Skip to content

How can I give computer time to the Stockfish community?

Even if you don't know programming yet, you can help the Stockfish developers to improve the chess engine by connecting your computer to the fishnet. Your computer will then play some chess games in the background to help the developers testing ideas and improvements.

Instructions on how to connect your computer on the fishtest network are given there:

  • [[Running the worker]]
  • [[Running the worker on Windows]]
  • [[Running the worker on Linux]]
  • [[Running the worker on macOS]]
  • [[Running the worker in the Amazon AWS EC2 cloud]]

Can I take my computer off at any time without wasting work?

For SPRT tests, which are by far the most common type, the worker will send an update to fishtest every eight games. So on average, you can expect to lose four games when quitting the worker. Four STC games for a 1 core worker represents about 2 minutes of work. Four LTC games (which are less common) represent about 12 minutes of work.

What is a "residual"?

The statistical models that Fishtest uses are based on the assumption that the pentanomial probabilities (a variation on the win, loss, draw probabilities) are the same for each worker. Therefore for each worker, a "residual" is shown on the overview page of every test. It is a measure of how far the worker deviates from the average. Small deviations are normally just due to statistical fluctuations and these will be colored green. However, if the deviation is exceptionally large then the residual will be colored yellow or even red. If this happens on a regular basis for a particular worker then this may be some cause for concern.

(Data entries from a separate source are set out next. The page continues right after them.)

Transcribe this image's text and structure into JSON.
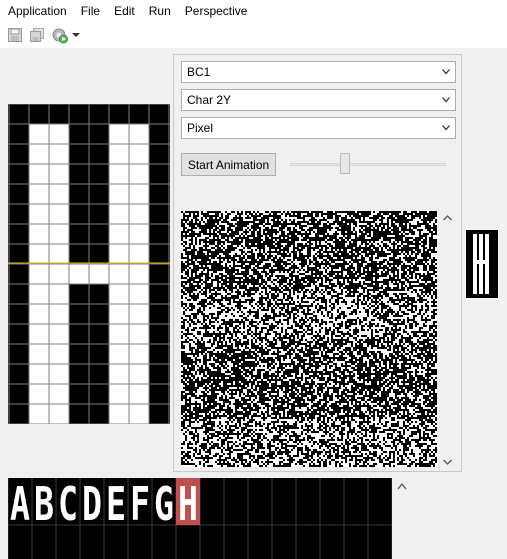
{
  "menubar": {
    "items": [
      "Application",
      "File",
      "Edit",
      "Run",
      "Perspective"
    ]
  },
  "toolbar": {
    "icons": [
      "save-icon",
      "save-all-icon",
      "run-options-icon",
      "dropdown-arrow-icon"
    ]
  },
  "panel": {
    "charset_select": "BC1",
    "char_select": "Char 2Y",
    "mode_select": "Pixel",
    "start_animation": "Start Animation",
    "slider_level": 0.34
  },
  "strip": {
    "characters": [
      "A",
      "B",
      "C",
      "D",
      "E",
      "F",
      "G",
      "H"
    ],
    "selected_index": 7,
    "selected_color": "#c0504d"
  },
  "colors": {
    "pixel_on": "#ffffff",
    "pixel_off": "#000000",
    "grid_line": "#7f7f7f",
    "cursor_line": "#e5c000",
    "app_bg": "#f0f0f0"
  }
}
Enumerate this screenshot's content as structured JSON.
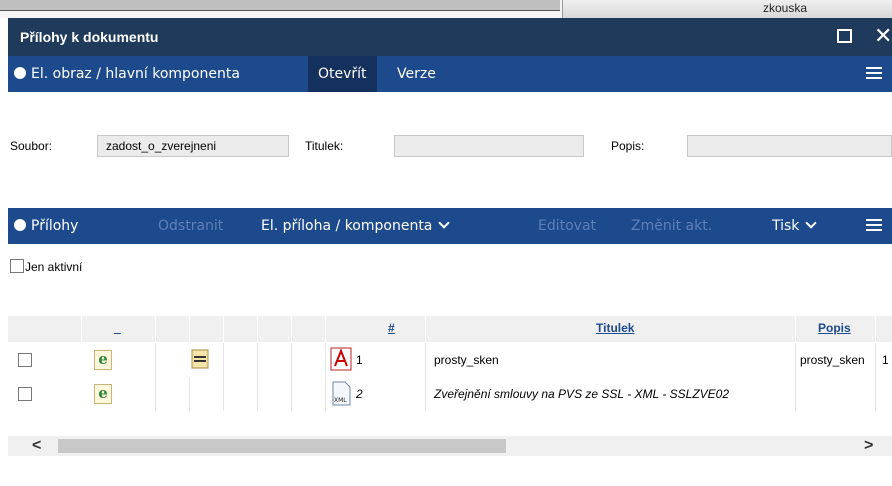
{
  "background": {
    "top_right_text": "zkouska"
  },
  "dialog": {
    "title": "Přílohy k dokumentu",
    "maximize_icon": "square-icon",
    "close_icon": "close-icon"
  },
  "main_section": {
    "title": "El. obraz / hlavní komponenta",
    "actions": [
      {
        "label": "Otevřít"
      },
      {
        "label": "Verze"
      }
    ]
  },
  "form": {
    "file_label": "Soubor:",
    "file_value": "zadost_o_zverejneni",
    "title_label": "Titulek:",
    "title_value": "",
    "description_label": "Popis:",
    "description_value": ""
  },
  "attachments_section": {
    "title": "Přílohy",
    "actions": [
      {
        "label": "Odstranit",
        "enabled": false
      },
      {
        "label": "El. příloha / komponenta",
        "enabled": true
      },
      {
        "label": "Editovat",
        "enabled": false
      },
      {
        "label": "Změnit akt.",
        "enabled": false
      },
      {
        "label": "Tisk",
        "enabled": true
      }
    ],
    "only_active_label": "Jen aktivní",
    "only_active_checked": false
  },
  "table": {
    "headers": {
      "col1": "_",
      "num": "#",
      "title": "Titulek",
      "description": "Popis"
    },
    "rows": [
      {
        "checked": false,
        "type_icon": "edge-document-icon",
        "extra_icon": "text-file-icon",
        "file_icon": "pdf-icon",
        "num": "1",
        "title": "prosty_sken",
        "description": "prosty_sken",
        "extra": "1"
      },
      {
        "checked": false,
        "type_icon": "edge-document-icon",
        "extra_icon": "",
        "file_icon": "xml-file-icon",
        "num": "2",
        "title": "Zveřejnění smlouvy na PVS ze SSL - XML - SSLZVE02",
        "description": "",
        "extra": ""
      }
    ]
  },
  "scrollbar": {
    "left_arrow": "<",
    "right_arrow": ">"
  },
  "colors": {
    "titlebar": "#1f3a5b",
    "band": "#1d4a8c",
    "disabled_action": "#5f7fb8",
    "header_link": "#1d4a8c"
  }
}
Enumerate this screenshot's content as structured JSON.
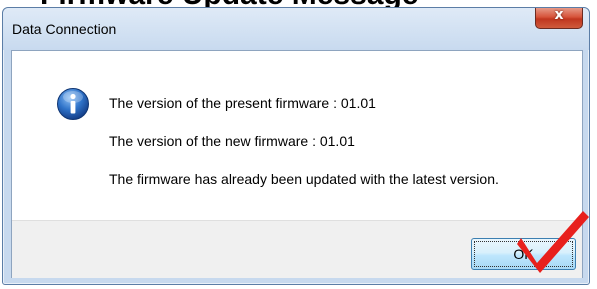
{
  "page_heading": "Firmware Update Message",
  "dialog": {
    "title": "Data Connection",
    "close_glyph": "x",
    "icon": "info-icon",
    "messages": {
      "present_version": "The version of the present firmware : 01.01",
      "new_version": "The version of the new firmware : 01.01",
      "status": "The firmware has already been updated with the latest version."
    },
    "ok_label": "OK"
  },
  "annotation": {
    "icon": "checkmark-icon",
    "color": "#e8201c"
  },
  "colors": {
    "titlebar": "#c8daef",
    "close_button": "#c0361f",
    "info_icon": "#1f5fb8",
    "ok_button_border": "#3c7fb1"
  }
}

The following questions are more technical and aimed at potential Stockfish developers:

Can I program or run any test I want?

You should first check if the test has not been run previously. You can look at the test's history, and follow the corresponding link on the left of Fishtest's main view.

What time-control/method should I use for my test?

Most tests should use the two-stage approach, starting with stage 1, and if that passes, using the reschedule button to create the stage 2 test.

Selecting the type of test according to the stage you are in will configure all the necessary options for you.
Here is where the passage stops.